Al mando de mi unidad
estaba un sargento que, desde el principio, me inspiró sentimientos
contradictorios. Por un lado, se correspondía a la perfección con el tipo
cuartelero y zafio, que se ufanaba groseramente de su virilidad. Por otro lado,
y puede que en parte por esa misma
profusión de testosterona, ejercía sobre
mí un morboso atractivo. Cuarentón, rechoncho y fortachón, la sombra de una
espesa barba, pese a ir siempre cuidadosamente rasurada, oscurecía su rostro
confiriéndole fiereza. Los recios brazos, que casi reventaban la remangada
camisa, extendían su pelambre hasta los nudillos. La misma exuberancia pilosa
brotaba del cuello abierto todo lo que permitía el reglamento. La verdad es que
era más fanfarrón que duro y le bastaba con despertar admiración.
Pánico me daba que se
le ocurriera tomarla conmigo, al considerarme tan opuesto a él. Sin embargo, la
dualidad en que me movía hacía que, si por una parte procuraba pasarle lo más
desapercibido posible, por otra la mirada siempre se me iba allá donde estaba
él. Nunca sabré qué es lo que llegó a captar, pero el caso es que empezó a
reclamarme para pequeños servicios. A partir de ahí, entramos en una dinámica
que me sumió en la confusión, al tiempo que me subyugó.
En una ocasión
estábamos de maniobras, cargados con la impedimenta al uso. Llegamos a quedar
los dos solos, separados del resto por un montículo. De pronto me dijo: “Sujeta
esto, que voy a mear”. Me alargó su mosquetón y se abrió la bragueta. Se sacó
la polla sin molestarse en darme la espalda. Se la movía con la mano jugando
con el chorro, mientras que, con la otra mano, se subía la camisa secándose el sudor.

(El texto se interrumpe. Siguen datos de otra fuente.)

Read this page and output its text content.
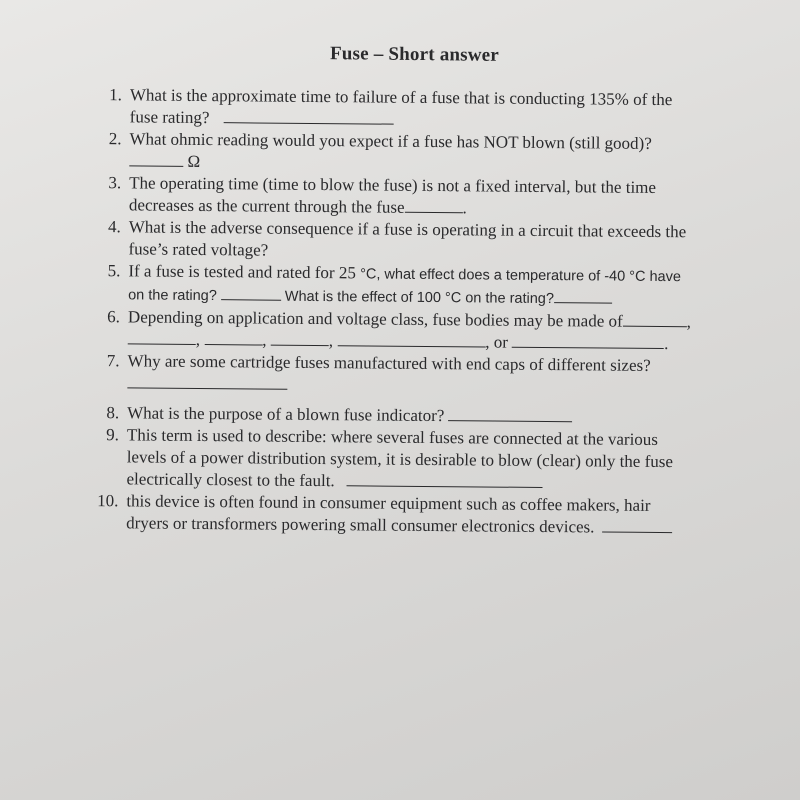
Fuse – Short answer
1. What is the approximate time to failure of a fuse that is conducting 135% of the
fuse rating?
2. What ohmic reading would you expect if a fuse has NOT blown (still good)?
Ω
3. The operating time (time to blow the fuse) is not a fixed interval, but the time
decreases as the current through the fuse	.
4. What is the adverse consequence if a fuse is operating in a circuit that exceeds the
fuse’s rated voltage?
5. If a fuse is tested and rated for 25 °C, what effect does a temperature of -40 °C have
on the rating?	What is the effect of 100 °C on the rating?
6. Depending on application and voltage class, fuse bodies may be made of	,
,	,	,	, or	.
7. Why are some cartridge fuses manufactured with end caps of different sizes?
8. What is the purpose of a blown fuse indicator?
9. This term is used to describe: where several fuses are connected at the various
levels of a power distribution system, it is desirable to blow (clear) only the fuse
electrically closest to the fault.
10. this device is often found in consumer equipment such as coffee makers, hair
dryers or transformers powering small consumer electronics devices.
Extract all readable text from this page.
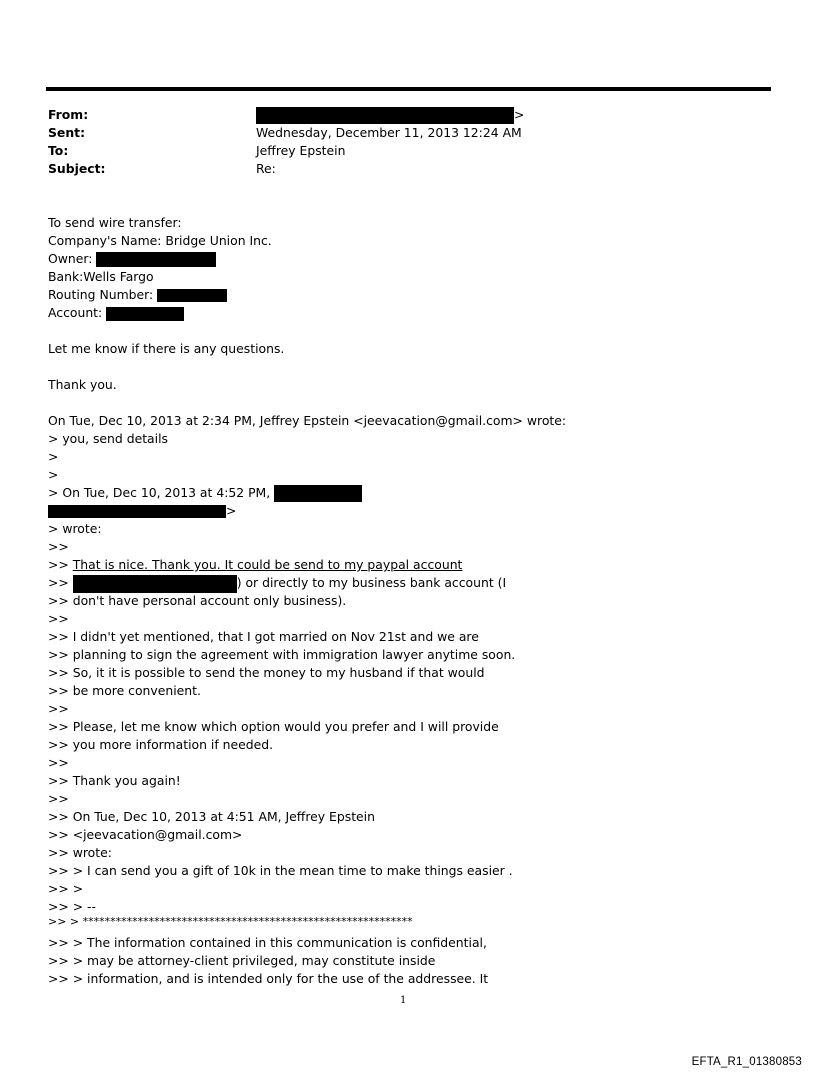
From:	>
Sent:	Wednesday, December 11, 2013 12:24 AM
To:	Jeffrey Epstein
Subject:	Re:
To send wire transfer:
Company's Name: Bridge Union Inc.
Owner:
Bank:Wells Fargo
Routing Number:
Account:
Let me know if there is any questions.
Thank you.
On Tue, Dec 10, 2013 at 2:34 PM, Jeffrey Epstein <jeevacation@gmail.com> wrote:
> you, send details
>
>
> On Tue, Dec 10, 2013 at 4:52 PM,
>
> wrote:
>>
>> That is nice. Thank you. It could be send to my paypal account
>>	) or directly to my business bank account (I
>> don't have personal account only business).
>>
>> I didn't yet mentioned, that I got married on Nov 21st and we are
>> planning to sign the agreement with immigration lawyer anytime soon.
>> So, it it is possible to send the money to my husband if that would
>> be more convenient.
>>
>> Please, let me know which option would you prefer and I will provide
>> you more information if needed.
>>
>> Thank you again!
>>
>> On Tue, Dec 10, 2013 at 4:51 AM, Jeffrey Epstein
>> <jeevacation@gmail.com>
>> wrote:
>> > I can send you a gift of 10k in the mean time to make things easier .
>> >
>> > --
>> > ************************************************************
>> > The information contained in this communication is confidential,
>> > may be attorney-client privileged, may constitute inside
>> > information, and is intended only for the use of the addressee. It
1
EFTA_R1_01380853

Mi embarazo no se le escapó. “¡Ni que
fuera la primera minga que ves!”. Se la sacudió ostentosamente y, antes de
guardársela, hurgó hasta sacarse también los huevos. “Cojones como éstos sí que
no habrás visto… ¡Ja, ja, ja!”. Correspondí
solo con una risita de conejo. “¡Anda, vamos!”. Se guardó el aparato y recuperó
su arma.
Otra vez, como castigo
por una torpeza, el teniente me había hecho pasar toda una tarde limpiando varios
vehículos. Acabé lleno de grasa y polvo cuando mis compañeros ya habían salido
de paseo. Me dirigí a las duchas colectivas y allí, solo, me puse en remojo. El
ruido del agua no me dejaba oír nada más, así que me llevé un sobresalto
cuando, al girarme, vi en la puerta al sargento. “¡Vaya susto que te he dado!
Estoy de guardia y he venido a ver quién andaba por aquí… Así que eras tú”.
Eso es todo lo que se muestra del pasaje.